Et si vous regardiez les choses sous un angle différent ?

“Une croyance n’est pas une idée que l’esprit possèdec’est une idée qui possède l’esprit Robert Oxton Bolt

On ne croit pas ce que l’on voit, on croit ce que l’on interprète de ce que l’on voit, en fonction des opinions et des stéréotypes que l’on partage.

Penser et croire se confondent sans cesse. À moins de vouloir tromper, ce que l’on pense suppose déjà croyance.

C’est l’autre qui proteste : « Tu ne peux pas penser ça ! » ou « tu ne peux pas croire ce que tu dis ! »

On pense en effet à l’intérieur d’un système de représentations que l’on remet rarement en question à moins d’une démarche spécialement et volontairement critique.

Non seulement « je pense donc je suis », mais « je pense donc je crois ».

Il se dit aussi bien « je pense que », que « je crois que », ce sont deux affirmations de soi équivalentes.

La croyance est donc le fait de tenir une chose pour vraie ou vraisemblable, d’accorder du crédit à une idée, de donner créance ou d’ajouter foi à un récit », selon le Dictionnaire international de psychanalyse.

Freud se définissait comme incroyant et ne cachait pas son athéisme.

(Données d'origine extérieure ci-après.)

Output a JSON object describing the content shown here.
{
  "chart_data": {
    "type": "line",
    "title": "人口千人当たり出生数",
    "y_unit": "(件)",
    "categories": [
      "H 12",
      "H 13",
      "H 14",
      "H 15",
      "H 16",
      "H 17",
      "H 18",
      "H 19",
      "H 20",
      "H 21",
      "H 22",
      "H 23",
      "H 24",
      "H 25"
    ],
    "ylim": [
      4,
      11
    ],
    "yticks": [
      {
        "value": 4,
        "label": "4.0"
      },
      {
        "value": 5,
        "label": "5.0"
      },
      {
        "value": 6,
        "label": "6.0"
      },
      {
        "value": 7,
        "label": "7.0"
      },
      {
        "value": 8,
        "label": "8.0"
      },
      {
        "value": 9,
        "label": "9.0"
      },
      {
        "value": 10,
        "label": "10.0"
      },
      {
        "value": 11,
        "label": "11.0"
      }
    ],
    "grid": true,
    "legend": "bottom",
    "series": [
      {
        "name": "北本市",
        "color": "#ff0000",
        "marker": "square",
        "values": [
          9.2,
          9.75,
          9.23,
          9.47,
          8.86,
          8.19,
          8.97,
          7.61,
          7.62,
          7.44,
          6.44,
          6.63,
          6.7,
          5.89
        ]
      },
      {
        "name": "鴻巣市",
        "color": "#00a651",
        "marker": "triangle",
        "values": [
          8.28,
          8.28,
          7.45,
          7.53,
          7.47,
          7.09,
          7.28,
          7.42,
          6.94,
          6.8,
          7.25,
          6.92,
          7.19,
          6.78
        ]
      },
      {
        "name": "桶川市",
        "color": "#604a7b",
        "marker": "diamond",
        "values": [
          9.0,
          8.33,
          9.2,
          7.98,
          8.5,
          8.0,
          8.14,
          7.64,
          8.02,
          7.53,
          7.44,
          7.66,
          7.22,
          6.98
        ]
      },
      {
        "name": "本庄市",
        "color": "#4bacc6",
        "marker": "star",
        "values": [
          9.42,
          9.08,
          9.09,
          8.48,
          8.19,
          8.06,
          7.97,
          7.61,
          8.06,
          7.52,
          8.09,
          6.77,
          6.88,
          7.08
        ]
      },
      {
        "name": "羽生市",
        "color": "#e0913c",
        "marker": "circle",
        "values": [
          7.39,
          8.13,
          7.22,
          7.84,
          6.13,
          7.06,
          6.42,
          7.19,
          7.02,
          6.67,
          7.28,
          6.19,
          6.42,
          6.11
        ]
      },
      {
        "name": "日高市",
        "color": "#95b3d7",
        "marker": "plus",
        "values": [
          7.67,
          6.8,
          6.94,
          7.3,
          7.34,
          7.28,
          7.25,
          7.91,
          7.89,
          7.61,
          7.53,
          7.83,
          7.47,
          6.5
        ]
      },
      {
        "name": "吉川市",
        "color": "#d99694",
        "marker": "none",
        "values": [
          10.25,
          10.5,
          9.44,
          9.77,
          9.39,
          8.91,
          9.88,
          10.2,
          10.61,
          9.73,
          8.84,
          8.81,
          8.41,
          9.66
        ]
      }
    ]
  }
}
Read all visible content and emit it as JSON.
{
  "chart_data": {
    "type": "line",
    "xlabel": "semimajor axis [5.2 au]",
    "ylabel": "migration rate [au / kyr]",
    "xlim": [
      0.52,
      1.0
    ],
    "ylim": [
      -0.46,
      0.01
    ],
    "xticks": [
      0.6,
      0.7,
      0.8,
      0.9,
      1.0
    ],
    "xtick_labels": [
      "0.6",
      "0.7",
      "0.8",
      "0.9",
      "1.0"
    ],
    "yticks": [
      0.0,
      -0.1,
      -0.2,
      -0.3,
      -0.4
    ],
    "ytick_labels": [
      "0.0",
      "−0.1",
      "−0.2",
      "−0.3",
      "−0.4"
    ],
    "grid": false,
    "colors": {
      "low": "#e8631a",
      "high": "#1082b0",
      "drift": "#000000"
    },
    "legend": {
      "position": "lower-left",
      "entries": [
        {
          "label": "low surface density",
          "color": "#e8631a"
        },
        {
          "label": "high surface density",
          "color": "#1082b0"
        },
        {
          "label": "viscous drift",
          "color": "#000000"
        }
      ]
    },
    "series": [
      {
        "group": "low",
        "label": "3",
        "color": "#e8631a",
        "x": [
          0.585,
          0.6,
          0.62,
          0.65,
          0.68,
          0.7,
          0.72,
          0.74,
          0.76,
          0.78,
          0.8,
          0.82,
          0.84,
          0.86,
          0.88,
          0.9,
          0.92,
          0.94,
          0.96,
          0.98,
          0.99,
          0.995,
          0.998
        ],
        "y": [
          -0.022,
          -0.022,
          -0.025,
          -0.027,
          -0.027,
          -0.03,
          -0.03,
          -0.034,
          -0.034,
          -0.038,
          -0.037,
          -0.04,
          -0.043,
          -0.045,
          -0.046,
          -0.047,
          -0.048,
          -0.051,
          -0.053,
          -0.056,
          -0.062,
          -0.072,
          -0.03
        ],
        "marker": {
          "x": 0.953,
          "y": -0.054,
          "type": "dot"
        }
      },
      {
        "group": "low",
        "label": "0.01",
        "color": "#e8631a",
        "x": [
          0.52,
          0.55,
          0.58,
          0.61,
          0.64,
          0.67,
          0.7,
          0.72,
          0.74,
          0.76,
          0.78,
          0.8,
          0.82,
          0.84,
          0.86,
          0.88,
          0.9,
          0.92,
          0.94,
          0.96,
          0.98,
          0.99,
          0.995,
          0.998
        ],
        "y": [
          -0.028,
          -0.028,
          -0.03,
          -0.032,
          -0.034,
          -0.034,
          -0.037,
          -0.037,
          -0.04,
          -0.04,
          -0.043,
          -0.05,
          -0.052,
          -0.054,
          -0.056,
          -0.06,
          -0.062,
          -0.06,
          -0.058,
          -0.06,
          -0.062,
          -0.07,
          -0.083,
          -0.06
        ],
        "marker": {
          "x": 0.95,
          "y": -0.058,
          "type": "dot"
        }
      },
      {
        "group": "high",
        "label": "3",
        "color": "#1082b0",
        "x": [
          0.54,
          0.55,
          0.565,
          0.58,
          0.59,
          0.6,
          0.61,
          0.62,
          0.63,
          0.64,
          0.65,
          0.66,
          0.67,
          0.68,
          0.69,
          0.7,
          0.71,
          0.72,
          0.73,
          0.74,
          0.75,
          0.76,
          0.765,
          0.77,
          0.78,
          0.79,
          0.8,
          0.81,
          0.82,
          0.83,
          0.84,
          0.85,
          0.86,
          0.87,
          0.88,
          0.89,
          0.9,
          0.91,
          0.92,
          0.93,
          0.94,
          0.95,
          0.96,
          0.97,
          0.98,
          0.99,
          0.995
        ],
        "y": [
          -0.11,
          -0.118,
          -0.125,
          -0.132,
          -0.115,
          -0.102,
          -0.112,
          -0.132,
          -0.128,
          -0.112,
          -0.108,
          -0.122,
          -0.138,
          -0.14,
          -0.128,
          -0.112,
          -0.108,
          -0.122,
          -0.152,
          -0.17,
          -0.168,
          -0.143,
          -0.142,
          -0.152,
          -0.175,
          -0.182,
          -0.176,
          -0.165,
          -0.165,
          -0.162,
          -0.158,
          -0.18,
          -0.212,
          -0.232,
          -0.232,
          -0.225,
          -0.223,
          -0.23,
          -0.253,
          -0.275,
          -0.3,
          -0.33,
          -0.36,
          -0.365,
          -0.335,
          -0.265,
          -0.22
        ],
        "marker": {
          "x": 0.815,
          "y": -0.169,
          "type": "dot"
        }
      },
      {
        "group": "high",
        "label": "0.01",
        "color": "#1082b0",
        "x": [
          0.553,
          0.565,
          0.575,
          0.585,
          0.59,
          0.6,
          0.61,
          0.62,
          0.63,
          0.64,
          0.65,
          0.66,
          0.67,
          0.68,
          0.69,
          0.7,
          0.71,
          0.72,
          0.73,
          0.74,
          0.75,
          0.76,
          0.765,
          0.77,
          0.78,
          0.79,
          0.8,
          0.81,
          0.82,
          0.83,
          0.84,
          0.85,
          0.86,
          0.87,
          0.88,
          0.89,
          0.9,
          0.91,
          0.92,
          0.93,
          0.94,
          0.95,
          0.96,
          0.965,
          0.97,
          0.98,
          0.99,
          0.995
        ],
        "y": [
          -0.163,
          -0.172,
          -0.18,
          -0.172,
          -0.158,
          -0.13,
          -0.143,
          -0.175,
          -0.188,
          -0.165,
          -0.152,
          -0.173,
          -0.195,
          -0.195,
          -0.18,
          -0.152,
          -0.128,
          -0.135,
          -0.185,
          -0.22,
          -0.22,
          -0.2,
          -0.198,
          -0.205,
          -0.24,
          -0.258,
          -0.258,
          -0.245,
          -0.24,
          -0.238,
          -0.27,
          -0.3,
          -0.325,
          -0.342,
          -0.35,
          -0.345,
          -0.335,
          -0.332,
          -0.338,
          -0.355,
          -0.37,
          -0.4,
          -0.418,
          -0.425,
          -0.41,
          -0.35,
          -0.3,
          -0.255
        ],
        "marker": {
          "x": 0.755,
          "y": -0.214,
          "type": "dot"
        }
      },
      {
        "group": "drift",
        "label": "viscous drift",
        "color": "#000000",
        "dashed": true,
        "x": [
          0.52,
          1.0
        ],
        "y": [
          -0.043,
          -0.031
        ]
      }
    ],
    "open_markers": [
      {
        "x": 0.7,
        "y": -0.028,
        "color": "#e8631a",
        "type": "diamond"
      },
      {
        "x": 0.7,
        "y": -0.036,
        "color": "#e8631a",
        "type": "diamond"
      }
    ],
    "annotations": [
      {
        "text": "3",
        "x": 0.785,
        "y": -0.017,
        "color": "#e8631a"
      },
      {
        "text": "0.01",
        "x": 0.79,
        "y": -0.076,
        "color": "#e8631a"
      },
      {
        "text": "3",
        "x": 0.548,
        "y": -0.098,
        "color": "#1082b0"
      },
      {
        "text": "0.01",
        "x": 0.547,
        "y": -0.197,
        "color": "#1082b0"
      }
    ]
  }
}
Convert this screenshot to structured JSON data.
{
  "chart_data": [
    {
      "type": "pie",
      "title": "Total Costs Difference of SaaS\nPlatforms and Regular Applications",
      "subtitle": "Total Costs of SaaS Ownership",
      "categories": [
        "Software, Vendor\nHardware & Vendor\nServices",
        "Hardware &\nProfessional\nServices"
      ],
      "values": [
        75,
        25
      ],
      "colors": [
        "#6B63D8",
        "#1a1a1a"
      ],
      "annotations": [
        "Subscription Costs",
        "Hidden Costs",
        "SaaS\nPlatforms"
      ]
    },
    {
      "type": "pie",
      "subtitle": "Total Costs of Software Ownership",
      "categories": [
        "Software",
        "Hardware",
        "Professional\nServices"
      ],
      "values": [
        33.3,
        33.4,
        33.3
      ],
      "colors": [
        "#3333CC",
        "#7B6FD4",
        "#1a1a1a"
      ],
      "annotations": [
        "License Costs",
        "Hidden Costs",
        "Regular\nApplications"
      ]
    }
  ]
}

Cette position, extérieure à toute vérité non démontrée, lui fait apparaître la croyance comme « une anomalie exigeant une explication ». 

On peut donc la considérer comme le degré minimal du savoir, parent pauvre de la connaissance scientifique par sa subjectivité, sa proximité avec l’opinion du plus grand nombre.

Elle est, dans un premier temps, une affirmation au caractère incertain car non étayée scientifiquement, proche d’une supposition au caractère subjectif.

La croyance ne serait qu’une approximation de vérité par sa dimension individuelle, opposée au caractère universel de la raison. Toute croyance impose notre confrontation avec l’épreuve de réalité. 

Epictète disait : « Ce ne sont pas les événements qui perturbent l’homme mais sa façon de les interpréter. »

La croyance flirte parfois avec la pathologie.

En faisant fi de la réalité, elle peut frôler une vision délirante du monde, expérience qui traverse tous les degrés, de la crédulité à l’adhésion, jusqu’à la superstition ou même la conviction délirante.

Tout délire est fondé sur une croyance qui lance un défi au réel. On peut croire à l’Immaculée Conception, au diable ou encore à l’existence des petits hommes verts et certains n’ont guère besoin de preuves pour étayer leur croyance.

Cette dernière donne un contenu figuré à des angoisses indéfinissables pouvant aller jusqu’à la certitude paranoïaque.